Paola Germano, the director of the DREAM programme explains the emergency caused by the new South African variant of covid-19 to the Spanish daily newspaper Lavanguardia
The new South African covid strain is having a devastating effect on its neighbouring countries.
“In Mozambique we went from identifying two, three, 20 cases of covid a day, to 1,951 new infections on Wednesday. Now it’s summer and a lot of Mozambicans who work in South Africa are going back home for their holidays, which is a very important vehicle of infection”, explains Paola Germano, the director of the Community of Sant’Egidio programmes in Africa. This organisation, like Doctors Without Borders (MSF) and other NGOs, has been putting out warnings for weeks, that the situation in Africa has nothing to do with the first wave of the pandemic. Now, due to the appearance of the new highly contagious strain, the health systems in Mozambique, Malawi and Swaziland (Eswatini) are close to collapse.
Tens of thousands of people who make a living in South Africa, the country with the highest number of cases but with the greatest resources to tackle the pandemic, also went back home over the Christmas season. Although the maximum figures were recorded in January and have fallen over the last few days, there is concern about overcrowding in the healthcare centres. Germano adds, “They are already full in Mozambique and in Malawi, and field hospitals have been set up to receive the sick, but more than the problem of beds, there is the problem of managing the situation. People are panicking and there aren’t the instruments needed to keep up with the evolution of the virus”.
MSF points out that in the city of Beira (Mozambique) they are facing a double challenge, the effect of the cyclone Eloisa and covid too. Dr Antonio Flores of MSF says, “One third of all the people who have been hospitalised since the pandemic was declared are being admitted now; we are concerned about the amount of oxygen that is available”. The situation is similar in the rest of the country because even though more beds have been made available, there is a need for qualified personnel. The Maputo government has announced that 100 doctors from the Ministry of Health will be sent to the field, including the head of the Ministry, Armindo Daniel Tiago.
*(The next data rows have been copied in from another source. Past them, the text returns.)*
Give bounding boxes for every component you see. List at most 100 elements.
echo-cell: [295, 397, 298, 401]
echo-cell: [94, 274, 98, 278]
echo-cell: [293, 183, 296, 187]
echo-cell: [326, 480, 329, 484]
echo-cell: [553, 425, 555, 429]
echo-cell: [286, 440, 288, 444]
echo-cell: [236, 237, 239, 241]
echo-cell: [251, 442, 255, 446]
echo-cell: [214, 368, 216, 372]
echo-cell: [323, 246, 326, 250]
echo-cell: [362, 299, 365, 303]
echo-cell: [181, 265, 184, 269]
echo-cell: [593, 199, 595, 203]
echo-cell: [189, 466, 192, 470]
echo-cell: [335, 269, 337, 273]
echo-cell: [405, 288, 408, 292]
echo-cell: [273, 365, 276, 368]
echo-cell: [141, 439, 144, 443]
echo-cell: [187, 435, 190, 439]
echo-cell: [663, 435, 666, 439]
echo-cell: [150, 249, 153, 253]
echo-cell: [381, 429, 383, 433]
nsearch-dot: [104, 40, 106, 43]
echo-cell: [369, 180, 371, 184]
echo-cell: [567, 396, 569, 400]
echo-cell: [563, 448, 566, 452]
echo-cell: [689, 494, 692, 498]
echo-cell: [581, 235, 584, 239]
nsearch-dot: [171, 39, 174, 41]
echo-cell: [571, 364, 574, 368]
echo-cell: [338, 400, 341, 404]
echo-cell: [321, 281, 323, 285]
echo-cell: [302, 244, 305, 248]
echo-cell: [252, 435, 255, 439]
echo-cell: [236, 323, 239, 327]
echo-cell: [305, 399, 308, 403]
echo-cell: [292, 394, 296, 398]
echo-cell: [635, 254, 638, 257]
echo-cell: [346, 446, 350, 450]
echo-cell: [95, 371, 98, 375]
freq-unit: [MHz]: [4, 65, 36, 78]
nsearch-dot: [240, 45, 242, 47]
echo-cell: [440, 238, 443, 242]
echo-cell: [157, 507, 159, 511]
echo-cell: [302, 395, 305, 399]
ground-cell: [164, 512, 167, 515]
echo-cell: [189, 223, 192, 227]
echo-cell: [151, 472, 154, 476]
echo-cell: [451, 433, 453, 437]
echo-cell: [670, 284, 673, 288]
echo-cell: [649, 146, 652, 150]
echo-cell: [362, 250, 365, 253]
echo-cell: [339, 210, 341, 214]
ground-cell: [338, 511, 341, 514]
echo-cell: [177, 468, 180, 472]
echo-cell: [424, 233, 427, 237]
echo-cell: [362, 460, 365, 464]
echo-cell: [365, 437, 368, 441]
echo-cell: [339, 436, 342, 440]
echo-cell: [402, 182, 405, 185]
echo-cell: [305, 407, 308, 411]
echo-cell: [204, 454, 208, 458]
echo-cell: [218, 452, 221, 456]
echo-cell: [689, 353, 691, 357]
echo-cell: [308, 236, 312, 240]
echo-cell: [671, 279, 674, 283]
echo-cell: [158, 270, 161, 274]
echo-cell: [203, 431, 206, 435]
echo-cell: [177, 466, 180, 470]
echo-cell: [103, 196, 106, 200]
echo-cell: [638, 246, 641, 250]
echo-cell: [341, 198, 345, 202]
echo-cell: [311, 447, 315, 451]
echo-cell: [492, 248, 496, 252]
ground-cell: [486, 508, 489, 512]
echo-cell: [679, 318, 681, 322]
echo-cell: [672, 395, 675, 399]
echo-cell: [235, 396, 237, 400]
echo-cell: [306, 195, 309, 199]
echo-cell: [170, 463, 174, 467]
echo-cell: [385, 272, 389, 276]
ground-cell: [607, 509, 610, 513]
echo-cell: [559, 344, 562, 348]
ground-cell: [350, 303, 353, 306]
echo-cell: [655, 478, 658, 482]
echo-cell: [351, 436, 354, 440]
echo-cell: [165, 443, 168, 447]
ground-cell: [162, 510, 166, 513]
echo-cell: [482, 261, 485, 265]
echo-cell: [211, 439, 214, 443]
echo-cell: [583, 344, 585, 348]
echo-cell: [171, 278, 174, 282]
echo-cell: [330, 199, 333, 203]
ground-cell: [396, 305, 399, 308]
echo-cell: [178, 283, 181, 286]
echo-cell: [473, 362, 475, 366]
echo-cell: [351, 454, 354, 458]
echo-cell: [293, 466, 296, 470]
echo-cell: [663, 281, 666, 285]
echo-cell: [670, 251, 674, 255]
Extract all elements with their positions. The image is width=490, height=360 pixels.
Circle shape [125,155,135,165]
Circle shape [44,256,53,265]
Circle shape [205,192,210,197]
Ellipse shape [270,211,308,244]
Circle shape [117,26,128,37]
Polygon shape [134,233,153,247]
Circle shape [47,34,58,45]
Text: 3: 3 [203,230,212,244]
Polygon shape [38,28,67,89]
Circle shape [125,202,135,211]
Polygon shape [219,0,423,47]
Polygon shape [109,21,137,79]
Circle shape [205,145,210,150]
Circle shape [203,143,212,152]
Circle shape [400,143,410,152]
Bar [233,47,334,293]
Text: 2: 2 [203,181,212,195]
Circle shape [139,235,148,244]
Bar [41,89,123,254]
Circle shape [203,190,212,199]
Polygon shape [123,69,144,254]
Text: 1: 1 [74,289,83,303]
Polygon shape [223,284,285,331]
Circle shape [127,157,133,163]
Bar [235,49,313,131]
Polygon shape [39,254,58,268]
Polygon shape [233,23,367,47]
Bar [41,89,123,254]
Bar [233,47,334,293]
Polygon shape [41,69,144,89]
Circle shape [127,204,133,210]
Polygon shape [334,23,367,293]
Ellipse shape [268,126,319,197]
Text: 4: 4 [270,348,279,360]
Sant’Egido started getting ready to deal with covid in March 2020. Germano says, “The screening work, in order to identify the people who have the virus and need treatment and those who do not, is fundamental. We have made our molecular biology labs available to the government for PCR testing. It was natural for us to perform these tests because we have been in the country since 2002 to look after HIV+ people with our DREAM programme”. Sant’Egidio’s three laboratories support the Ministry of Health and are carrying out 40% of the tests.
This movement of solidarity, which was set up in Rome in 1968, warns that, even though the pandemic did not hit Africa dramatically during the last year, the South African strain is changing the situation in South Africa, Kenya, Malawi, Zambia, Swaziland and Ethiopia. Germano points out that the situation in Mozambique, the country they know best, can be considered similar in other countries. However, South Africa, which reported 2,771 new cases and 276 deaths on Wednesday, in addition to its 13,105 cases of 12th January, has better health facilities than other countries, which lack equipment and skilled personnel. Mozambique has reported a total of 486 deaths.
Germano says that the real number of victims is certainly higher and that another alarming issue is the number of lives lost because of other diseases that have been neglected. The Sant’Egidio director explains that, “From March to December, 350 women died of cervical cancer in Mozambique, many more than from covid. More resources have been allocated to the coronavirus and other diseases have been forgotten”.
MSF explains that one of the challenges in Malawi is the oxygen supply. Francesco Segoni, MSF’s communications manager in Malawi reports, “The patients cannot be intubated, no intensive care units are available and in January, 10% of the people admitted to Queen Elizabeth Hospital died. Half of the people who died were under 50 years old. These people could have survived if the hospital had what was needed to treat them”. Africa, which has always been left behind with almost everything, is asking for the vaccines to be distributed fairly. The NGOs are demanding that the international community supports fair distribution.